Activate Ray cluster

  • To activate the cluster that you are going to use, use the following command. Replace $cluster_name$ with the name of the cluster.

d3x ray activate $cluster_name$
  • To check whether the cluster has been activated successfully, run the following command [The currently available clusters will be listed on the CLI, on which the active cluster name should have an asterisk (*) symbol beside it.]:

    d3x ray list
    

Create a training job

  • You’ll need to access the GitHub repo containing the training files and clone it to your workspace. For this example, you can use the dkubex-examples GitHub repository. Clone the repo to your workspace using the following command:

    git clone https://github.com/dkubeio/dkubex-examples.git
    
  • Change the directory containing the model training file. For this example, move to the dkubex-examples/ray folder by using the following:

    cd dkubex-examples/ray
    
  • To run a Ray job to train your model, use the following command. The training job will start and the logs will be shown on the screen. Before running the command, replace the following in the command.

    • $dir$: directory containing files your job will run in

    • $runtimejson$: JSON-serialized runtime_env dictionary.

    • $file_name$: name of the model file

d3x ray job submit --working-dir $dir$ --runtime-env-json='$runtimejson$' -- python $file_name$ --use-gpu --num-workers <number of worker gpu needed>
  • Once the job has ended, it will show Job ‘raysubmit_<job_id>’ succeeded.

    ../_images/d3xrayjobsubmit2.png

Access Ray job details on MLFlow

  • Open the MLFlow app in DKubeX UI.

    ../_images/mlflowexperiments01.png
  • Click on the job that you are searching the details for from the list of Experiments. The page containing the details for that job will open.

    ../_images/mlflowexperiments1.png
  • This page lists all the runs that have been done in this Ray job and the models that have been generated from these runs. The default view is Table view, but for comparison of these runs chart view and artifact view is also available.

    ../_images/mlflowexperiments2.png
  • To compare two or more runs, use the following steps-

    • Select the runs you want to compare by clicking on the checkboxes beside them, and then click on the compare button.

      ../_images/mlflowexperiments3.png
    • The comparisons page will open. Select the type of plot, parameters and metrics that you want to visualize.

      ../_images/mlflowexperiments4.png
    • You can also compare the runs by selecting them and opening Chart view, clicking on the Configure Chart button, and selecting the appropriate parameters and metrics, and clicking on Save Changes button.

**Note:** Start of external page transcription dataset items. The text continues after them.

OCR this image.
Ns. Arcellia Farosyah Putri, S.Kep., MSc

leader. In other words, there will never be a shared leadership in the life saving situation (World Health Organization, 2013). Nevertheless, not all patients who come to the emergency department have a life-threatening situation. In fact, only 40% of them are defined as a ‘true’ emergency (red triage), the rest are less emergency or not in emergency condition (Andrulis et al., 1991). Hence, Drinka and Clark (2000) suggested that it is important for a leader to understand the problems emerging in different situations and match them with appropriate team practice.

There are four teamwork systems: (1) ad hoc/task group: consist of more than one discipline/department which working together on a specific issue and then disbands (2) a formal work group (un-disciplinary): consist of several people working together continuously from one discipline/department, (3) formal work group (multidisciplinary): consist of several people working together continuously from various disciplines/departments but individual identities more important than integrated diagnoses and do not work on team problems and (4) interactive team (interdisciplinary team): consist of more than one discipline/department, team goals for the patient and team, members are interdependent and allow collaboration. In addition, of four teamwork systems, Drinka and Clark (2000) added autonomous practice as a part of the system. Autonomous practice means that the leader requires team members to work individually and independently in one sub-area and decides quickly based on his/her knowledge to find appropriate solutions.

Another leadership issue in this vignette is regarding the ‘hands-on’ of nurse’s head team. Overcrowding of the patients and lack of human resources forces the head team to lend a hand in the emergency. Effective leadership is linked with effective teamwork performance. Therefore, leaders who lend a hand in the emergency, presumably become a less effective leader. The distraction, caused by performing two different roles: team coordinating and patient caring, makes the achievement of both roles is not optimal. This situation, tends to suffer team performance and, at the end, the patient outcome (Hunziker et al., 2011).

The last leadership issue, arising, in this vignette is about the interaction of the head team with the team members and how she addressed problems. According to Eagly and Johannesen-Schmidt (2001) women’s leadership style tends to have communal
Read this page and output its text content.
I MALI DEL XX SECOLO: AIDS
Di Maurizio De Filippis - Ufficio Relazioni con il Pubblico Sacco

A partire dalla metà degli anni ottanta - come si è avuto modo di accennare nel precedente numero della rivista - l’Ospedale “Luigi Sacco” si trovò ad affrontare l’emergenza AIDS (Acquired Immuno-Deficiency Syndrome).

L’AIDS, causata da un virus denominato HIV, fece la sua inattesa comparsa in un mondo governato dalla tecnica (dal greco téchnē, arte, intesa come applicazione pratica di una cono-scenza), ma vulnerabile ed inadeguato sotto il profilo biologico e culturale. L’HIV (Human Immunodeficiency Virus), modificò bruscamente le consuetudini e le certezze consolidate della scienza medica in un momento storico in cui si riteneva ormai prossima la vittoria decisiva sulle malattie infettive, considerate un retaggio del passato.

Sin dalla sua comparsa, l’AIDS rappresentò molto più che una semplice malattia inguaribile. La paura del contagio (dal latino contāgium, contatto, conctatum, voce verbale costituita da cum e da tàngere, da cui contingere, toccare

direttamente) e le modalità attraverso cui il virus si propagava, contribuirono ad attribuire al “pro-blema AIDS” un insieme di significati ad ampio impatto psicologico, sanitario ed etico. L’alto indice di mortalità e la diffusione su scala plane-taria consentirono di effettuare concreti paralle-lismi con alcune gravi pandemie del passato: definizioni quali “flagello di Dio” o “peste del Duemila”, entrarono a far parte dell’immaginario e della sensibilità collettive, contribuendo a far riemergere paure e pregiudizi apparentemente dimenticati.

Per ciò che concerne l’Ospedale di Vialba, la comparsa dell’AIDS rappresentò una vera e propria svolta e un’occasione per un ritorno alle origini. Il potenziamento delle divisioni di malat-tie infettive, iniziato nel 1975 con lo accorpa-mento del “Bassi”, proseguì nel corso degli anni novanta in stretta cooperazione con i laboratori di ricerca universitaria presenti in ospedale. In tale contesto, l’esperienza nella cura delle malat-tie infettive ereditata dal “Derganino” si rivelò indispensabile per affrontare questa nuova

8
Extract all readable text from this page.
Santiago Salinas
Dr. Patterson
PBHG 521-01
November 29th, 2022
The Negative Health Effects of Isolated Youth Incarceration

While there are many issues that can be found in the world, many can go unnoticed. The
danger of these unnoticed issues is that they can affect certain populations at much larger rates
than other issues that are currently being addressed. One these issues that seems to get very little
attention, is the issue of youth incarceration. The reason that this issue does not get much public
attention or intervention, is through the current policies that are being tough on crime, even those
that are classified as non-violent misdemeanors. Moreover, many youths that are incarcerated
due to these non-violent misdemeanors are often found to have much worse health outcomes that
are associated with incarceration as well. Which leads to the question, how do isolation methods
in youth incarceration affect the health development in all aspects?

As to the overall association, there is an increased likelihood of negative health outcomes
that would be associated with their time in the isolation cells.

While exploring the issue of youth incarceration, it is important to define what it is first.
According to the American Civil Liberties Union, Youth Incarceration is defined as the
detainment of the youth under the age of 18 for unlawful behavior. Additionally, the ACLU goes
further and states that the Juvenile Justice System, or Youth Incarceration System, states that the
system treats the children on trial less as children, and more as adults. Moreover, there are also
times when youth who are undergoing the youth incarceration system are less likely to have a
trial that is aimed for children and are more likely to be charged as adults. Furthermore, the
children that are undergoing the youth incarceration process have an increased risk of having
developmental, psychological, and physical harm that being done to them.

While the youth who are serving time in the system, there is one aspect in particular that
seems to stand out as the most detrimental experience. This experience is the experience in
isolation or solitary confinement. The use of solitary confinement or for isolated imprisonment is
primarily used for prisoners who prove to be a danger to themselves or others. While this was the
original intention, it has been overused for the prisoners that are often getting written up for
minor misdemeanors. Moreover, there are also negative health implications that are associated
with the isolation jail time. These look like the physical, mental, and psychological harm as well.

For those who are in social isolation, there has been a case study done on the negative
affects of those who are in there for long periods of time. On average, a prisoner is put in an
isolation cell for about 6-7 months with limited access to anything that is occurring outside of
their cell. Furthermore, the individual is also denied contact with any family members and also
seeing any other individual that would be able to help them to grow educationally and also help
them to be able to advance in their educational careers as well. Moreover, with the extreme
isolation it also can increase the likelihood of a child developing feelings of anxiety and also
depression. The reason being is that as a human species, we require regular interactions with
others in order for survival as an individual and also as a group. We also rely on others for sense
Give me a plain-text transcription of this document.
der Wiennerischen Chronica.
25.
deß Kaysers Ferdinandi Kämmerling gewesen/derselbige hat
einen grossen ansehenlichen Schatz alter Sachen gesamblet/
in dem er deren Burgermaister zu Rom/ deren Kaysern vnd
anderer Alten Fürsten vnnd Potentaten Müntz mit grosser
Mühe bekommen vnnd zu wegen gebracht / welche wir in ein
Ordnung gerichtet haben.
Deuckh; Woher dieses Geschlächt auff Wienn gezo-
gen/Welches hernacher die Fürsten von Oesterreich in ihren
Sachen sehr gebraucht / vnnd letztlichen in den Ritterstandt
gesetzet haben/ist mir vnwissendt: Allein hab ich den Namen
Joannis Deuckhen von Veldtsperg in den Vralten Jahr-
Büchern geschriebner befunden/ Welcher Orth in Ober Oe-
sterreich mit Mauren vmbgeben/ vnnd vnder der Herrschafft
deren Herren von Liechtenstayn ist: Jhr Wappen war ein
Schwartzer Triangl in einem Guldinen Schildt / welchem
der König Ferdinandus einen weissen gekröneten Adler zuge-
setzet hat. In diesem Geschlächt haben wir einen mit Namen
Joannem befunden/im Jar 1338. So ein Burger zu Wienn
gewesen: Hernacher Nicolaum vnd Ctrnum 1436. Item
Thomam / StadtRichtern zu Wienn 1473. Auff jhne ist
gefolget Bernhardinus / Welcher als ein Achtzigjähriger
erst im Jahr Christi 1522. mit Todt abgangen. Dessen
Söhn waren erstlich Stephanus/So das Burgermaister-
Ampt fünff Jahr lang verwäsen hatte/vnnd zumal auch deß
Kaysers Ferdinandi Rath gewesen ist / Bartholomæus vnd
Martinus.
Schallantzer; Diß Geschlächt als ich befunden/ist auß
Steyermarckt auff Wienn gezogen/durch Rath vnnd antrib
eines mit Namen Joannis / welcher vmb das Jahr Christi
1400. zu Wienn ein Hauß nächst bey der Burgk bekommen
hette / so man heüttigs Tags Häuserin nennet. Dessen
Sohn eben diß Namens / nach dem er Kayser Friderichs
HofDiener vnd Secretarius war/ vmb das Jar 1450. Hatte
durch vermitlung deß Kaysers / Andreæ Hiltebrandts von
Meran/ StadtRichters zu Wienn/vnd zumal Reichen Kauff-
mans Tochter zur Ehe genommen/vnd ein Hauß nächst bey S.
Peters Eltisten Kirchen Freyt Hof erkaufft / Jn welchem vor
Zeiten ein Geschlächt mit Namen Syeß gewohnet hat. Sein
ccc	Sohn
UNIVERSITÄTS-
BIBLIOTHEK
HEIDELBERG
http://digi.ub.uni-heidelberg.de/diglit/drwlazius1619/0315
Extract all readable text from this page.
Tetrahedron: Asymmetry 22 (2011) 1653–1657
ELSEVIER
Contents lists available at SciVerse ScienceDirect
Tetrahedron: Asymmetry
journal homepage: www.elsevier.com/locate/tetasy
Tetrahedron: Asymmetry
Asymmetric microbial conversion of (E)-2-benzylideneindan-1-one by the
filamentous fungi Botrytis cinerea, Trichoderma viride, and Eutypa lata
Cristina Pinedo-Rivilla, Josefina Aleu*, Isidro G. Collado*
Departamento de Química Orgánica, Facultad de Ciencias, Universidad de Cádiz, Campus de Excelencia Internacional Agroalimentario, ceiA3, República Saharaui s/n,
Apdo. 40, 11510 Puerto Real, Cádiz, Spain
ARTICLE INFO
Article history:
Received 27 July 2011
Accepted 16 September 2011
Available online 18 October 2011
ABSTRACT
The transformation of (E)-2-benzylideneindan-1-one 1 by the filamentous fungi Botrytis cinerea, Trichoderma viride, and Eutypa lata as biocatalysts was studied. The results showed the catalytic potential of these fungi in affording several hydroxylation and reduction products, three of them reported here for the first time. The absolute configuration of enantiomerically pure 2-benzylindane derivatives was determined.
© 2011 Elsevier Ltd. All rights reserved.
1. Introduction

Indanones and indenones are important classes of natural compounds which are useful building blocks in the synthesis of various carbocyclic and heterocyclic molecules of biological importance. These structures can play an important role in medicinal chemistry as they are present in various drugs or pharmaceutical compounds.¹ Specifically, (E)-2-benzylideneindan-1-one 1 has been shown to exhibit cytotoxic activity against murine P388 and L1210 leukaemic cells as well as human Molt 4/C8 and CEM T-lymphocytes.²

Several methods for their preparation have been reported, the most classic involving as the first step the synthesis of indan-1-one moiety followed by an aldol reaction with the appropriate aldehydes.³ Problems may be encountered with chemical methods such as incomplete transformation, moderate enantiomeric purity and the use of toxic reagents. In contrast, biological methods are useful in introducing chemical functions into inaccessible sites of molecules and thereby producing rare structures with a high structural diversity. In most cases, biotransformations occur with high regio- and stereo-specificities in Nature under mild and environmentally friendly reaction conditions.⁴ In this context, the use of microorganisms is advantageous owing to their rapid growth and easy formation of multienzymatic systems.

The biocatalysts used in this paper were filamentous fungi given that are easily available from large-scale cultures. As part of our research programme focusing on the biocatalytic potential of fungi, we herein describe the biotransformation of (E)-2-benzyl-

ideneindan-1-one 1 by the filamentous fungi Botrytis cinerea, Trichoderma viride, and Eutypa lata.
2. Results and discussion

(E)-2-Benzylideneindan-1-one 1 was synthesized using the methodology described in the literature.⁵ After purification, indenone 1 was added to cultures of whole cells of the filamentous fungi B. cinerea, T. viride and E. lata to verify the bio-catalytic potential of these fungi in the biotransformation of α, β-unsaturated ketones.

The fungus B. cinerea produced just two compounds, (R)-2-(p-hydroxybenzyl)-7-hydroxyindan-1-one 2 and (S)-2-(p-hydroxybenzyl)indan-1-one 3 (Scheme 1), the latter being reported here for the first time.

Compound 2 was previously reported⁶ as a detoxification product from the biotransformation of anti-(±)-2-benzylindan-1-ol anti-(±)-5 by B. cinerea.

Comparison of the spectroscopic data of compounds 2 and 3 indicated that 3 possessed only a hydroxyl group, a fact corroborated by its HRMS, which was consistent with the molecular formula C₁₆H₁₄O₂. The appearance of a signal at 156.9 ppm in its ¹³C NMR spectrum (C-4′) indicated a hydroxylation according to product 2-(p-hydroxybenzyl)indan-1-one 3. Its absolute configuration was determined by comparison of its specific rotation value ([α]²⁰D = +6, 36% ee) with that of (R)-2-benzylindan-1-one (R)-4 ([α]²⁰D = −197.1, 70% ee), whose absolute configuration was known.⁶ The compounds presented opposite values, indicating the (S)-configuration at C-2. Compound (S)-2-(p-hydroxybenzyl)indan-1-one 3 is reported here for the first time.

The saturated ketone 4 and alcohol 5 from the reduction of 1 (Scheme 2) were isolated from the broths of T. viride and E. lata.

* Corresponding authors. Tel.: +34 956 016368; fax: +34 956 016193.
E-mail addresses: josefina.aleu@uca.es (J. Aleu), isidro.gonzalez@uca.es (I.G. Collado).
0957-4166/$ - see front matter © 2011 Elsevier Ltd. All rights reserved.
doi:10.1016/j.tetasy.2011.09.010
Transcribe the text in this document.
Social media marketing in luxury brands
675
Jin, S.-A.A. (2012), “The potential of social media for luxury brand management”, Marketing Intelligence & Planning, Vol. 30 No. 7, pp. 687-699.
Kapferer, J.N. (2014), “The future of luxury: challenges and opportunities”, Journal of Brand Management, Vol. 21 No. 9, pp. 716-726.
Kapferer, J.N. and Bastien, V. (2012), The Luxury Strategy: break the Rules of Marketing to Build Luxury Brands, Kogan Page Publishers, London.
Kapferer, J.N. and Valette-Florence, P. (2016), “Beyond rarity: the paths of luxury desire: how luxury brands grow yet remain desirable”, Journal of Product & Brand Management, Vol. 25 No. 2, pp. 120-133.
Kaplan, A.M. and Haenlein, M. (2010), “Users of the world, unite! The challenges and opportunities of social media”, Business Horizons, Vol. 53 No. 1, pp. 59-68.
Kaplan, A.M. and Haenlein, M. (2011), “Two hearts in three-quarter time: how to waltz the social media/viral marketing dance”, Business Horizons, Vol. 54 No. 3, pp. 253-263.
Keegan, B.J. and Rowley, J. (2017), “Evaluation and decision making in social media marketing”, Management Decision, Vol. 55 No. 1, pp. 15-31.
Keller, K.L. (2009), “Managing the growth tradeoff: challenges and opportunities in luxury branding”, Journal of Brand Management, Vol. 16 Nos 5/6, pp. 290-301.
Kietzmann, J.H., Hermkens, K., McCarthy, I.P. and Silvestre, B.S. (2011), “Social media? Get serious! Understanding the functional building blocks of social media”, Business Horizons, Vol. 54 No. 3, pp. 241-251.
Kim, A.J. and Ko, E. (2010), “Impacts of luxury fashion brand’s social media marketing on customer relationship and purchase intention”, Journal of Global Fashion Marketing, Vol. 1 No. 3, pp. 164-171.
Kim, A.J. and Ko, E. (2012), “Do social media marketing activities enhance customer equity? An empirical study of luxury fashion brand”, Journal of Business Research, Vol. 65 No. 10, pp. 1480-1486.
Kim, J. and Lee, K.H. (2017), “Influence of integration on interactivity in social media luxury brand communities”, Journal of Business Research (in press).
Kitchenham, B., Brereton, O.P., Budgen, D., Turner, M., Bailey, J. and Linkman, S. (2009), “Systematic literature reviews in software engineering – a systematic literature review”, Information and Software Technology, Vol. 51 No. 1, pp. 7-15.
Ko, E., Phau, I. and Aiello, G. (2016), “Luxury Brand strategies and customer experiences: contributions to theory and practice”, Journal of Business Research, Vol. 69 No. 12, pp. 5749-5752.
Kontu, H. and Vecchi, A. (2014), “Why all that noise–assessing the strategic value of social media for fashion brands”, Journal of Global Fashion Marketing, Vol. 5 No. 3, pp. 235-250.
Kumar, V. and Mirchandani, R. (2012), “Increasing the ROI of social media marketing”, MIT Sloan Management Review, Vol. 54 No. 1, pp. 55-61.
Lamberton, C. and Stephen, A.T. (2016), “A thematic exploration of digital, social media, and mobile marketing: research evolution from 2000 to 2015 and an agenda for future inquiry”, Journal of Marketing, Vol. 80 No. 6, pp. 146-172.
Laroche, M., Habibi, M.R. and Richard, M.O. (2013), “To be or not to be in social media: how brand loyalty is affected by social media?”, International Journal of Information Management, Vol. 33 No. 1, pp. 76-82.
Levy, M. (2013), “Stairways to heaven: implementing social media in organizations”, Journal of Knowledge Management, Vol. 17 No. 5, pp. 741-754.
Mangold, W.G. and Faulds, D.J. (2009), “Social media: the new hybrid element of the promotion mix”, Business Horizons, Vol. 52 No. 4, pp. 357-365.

      ../_images/mlflowexperiments5.png ../_images/mlflowexperiments6.png ../_images/mlflowexperiments7.png

Register Trained Model on MLFlow

  • Open the MLFlow tab in DKubeX UI.

    ../_images/mlflowexperiments01.png
  • On the Experiments page, click on the experiment on which the new trained model was created. The page having the details of that job will be displayed.

    ../_images/mlflowexperiments8.png
  • Click on the run name on which the model was generated. You can identify this by looking on the Models column and find the run which has your desired model. The page containing the details of that run will be displayed.

    ../_images/mlflowexperiments9.png
  • In the Artifacts section on this page, the details about this model will be shown. Click on the Register Model button to register it to the MLFlow model registry.

  • On the Register Model pop-up screen, click on the Create New Model option from the Model dropdown menu, and then provide an unique name to the model in the Model Name field. Once you are done, click on the Register button.

  • To check whether the model has been successfully registered, open the Models page in the MLFlow tab. Your model should be visible in the list of registered models.

    ../_images/mlflowmodels0.png